4 Août 2016
Les pentes de l’adret depuis Château-Queyras (1350 m) jusqu’à Abriès (1540 m) sont très ensoleillées tout au long de l’année et reçoivent très peu de pluie. A Ville-Vieille, le « sentier des Astragales » nous fait parcourir des pelouses sèches steppiques très intéressantes.
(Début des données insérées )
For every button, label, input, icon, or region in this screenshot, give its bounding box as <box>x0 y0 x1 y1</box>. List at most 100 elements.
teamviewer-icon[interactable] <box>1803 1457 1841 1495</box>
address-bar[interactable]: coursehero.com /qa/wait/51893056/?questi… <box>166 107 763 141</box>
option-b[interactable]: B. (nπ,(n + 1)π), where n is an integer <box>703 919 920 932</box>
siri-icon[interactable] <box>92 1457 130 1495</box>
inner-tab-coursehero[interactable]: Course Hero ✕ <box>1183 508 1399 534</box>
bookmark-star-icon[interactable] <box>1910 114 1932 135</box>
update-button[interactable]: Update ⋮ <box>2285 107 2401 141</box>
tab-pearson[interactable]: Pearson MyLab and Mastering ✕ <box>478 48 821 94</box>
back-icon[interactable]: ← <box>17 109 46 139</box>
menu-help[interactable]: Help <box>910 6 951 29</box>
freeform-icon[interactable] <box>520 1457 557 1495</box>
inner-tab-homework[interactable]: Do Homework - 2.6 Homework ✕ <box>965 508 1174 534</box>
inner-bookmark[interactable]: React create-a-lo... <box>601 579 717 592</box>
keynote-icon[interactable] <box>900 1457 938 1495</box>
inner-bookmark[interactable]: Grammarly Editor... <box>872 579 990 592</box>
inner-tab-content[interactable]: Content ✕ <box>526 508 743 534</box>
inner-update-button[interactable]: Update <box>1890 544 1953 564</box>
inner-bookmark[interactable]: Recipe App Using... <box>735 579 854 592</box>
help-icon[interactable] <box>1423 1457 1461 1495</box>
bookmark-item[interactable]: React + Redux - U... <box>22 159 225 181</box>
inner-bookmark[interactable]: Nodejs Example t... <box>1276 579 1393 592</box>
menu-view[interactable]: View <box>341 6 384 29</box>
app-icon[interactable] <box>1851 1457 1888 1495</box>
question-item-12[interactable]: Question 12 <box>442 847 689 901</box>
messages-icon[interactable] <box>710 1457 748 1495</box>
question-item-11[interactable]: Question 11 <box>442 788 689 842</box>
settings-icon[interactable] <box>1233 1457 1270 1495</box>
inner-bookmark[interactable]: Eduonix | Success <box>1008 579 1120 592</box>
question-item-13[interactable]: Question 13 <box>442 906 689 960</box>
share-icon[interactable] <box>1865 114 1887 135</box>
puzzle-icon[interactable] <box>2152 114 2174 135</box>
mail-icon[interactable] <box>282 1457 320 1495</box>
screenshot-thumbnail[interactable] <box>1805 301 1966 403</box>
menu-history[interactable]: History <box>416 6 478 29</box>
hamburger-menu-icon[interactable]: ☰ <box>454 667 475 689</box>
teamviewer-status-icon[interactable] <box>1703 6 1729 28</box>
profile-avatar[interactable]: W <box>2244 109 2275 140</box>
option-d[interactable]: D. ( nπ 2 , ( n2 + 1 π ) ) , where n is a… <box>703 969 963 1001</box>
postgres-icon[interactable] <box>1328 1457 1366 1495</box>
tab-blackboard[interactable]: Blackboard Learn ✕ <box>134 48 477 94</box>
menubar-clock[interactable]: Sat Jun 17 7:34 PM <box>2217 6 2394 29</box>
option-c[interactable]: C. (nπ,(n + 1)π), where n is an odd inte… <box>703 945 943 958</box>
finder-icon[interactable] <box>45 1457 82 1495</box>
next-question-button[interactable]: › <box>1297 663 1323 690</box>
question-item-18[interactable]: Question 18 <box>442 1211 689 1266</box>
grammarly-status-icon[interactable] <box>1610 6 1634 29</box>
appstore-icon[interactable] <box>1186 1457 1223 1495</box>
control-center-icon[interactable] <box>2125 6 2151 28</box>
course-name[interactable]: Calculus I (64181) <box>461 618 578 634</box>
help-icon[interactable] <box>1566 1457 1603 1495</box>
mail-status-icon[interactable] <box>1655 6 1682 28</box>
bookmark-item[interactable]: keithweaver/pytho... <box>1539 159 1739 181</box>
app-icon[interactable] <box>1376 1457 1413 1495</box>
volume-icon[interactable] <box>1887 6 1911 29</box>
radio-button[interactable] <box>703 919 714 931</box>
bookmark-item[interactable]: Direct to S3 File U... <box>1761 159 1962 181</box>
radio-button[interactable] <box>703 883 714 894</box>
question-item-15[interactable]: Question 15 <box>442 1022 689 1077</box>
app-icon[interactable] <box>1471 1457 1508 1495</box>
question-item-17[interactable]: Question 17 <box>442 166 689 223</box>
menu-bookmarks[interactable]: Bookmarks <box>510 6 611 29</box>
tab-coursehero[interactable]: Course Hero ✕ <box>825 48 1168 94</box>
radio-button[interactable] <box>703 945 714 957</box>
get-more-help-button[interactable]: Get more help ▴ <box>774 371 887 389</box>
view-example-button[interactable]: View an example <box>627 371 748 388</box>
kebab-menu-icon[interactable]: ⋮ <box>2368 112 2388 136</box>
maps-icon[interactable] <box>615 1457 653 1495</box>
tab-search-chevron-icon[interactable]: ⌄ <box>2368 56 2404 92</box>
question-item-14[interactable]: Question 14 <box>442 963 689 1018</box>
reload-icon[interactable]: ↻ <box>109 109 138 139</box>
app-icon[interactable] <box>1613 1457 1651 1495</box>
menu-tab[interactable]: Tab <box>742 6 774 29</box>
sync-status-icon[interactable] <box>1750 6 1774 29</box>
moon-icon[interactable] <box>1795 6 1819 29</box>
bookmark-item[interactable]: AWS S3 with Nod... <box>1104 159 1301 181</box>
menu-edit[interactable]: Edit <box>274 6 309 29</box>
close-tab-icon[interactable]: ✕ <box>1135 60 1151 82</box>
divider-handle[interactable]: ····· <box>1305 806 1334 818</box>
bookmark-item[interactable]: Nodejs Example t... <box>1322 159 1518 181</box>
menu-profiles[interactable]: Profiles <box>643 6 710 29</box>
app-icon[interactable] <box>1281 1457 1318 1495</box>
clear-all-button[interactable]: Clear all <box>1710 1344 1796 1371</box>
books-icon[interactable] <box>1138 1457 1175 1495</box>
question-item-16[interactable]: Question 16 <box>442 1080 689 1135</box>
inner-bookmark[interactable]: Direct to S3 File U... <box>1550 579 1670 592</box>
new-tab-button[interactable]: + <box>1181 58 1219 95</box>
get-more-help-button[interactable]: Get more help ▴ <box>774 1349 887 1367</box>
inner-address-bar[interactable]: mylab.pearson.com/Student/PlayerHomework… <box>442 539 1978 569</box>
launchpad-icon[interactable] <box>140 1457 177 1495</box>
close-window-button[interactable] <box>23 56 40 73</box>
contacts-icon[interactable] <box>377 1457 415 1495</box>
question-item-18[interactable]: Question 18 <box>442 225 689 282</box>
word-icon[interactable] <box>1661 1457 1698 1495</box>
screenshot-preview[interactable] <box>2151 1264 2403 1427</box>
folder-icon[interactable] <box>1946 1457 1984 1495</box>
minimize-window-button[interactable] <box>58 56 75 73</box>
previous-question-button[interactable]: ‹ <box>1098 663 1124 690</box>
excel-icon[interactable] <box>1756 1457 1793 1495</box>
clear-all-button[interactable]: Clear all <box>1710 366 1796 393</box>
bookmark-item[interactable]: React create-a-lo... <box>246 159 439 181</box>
La star de ces pelouses, c’est la* magnifique Astragale queue-de-renard qui pousse en abondance tout le long du sentier : Astragalus alopecurus, famille des Fabacées (= Papilionacées). Protection Nationale.
*Il faudrait dire « un » Astragale…. Mais… je n’y arrive pas !
Elle a changé plusieurs fois de nom : on l’a appelée Astragalus alopecuroides, nom que Linné avait appliqué à l’Astragale qui pousse dans la région de Narbonne. Ces deux plantes se ressemblent mais sont différentes. En 1968, Braun-Blanquet attribua à la plante des Alpes le nom d’Astragalus centralpinus. Elle a été appelée aussi A. maximus… Aujourd’hui il faut l’appeler Astragalus alopecurus Pallas 1800, Queue de renard des Alpes, Astragale Vulpin, Astragale queue de renard. Et Astragalus alopecuroides L. 1753 désigne la plante de la région de Narbonne, à inflorescences globuleuses, dents du calice un peu plus grandes que le tube.
Remarquez la couleur rousse de la forêt sur les pentes à l’arrière de Ville-Vieille. C’est un phénomène spectaculaire bien connu qui se produit de façon cyclique tous les 8-10 ans. La pullulation cyclique de la chenille de la Tordeuse grise du mélèze provoque la défoliation des mélèzes, la croissance des arbres est certes un peu ralentie, mais les aiguilles repoussent…
Au premier plan à droite, les Astragales…
C’est une grande plante (jusqu’à 1 m de haut), velue, blanchâtre. Les fleurs jaunes sont groupées en inflorescences ovoïdes.
Les inflorescences en boutons sont velues, toutes couvertes de poils, c’est tout doux !
Les fleurs sont nombreuses, celles du bas s’ouvrent en premier, quand les fleurs du haut s’épanouissent, celles du bas sont fanées.
L’araignée, c’est l’Epeire feuille-de-chêne, Aculeipera ceropegia.
La plante n’attire pas beaucoup les papillons. Nous avons remarqué qu’elle attirait surtout des Hyménoptères.
C’est une Sauterelle (les antennes sont longues) et c’est un mâle ( les cerques à l’extrémité de l’abdomen), Tettigonia sp.
Anoplodera sanguinolenta, un beau Longicorne (Cerambycidae)
En France, l’Astragale queue de renard est rare, elle est présente dans les Hautes-Alpes (Edouard Chas, 1994 : pas très rare, Gapençais, Queyras, Embrunais). Dans les Alpes-de-Haute-Provence la population est peut-être éteinte. En Corse, un seul site, Punta Alta sur la commune de Focicchia : la population est en forte diminution, 60 individus dans les années 1990, une dizaine seulement en 2015.
Elle est présente en Italie (Valtournenche et val de Cogne, à Epinel, juste après le tunnel de Lexert), en Bulgarie (Rhodopes-ouest d’après Conspectus 2012), en Turquie (au N-E d’après G. Pils), en ex-URSS…
C’est Peter Simon Pallas (1741-1811) qui l’a baptisée « A. alopecurus ». Entre 1768 et 1774, ce zoologiste et botaniste allemand a dirigé une expédition en Russie centrale et en Sibérie. C’est certainement durant cette expédition qu’il a collecté cette plante.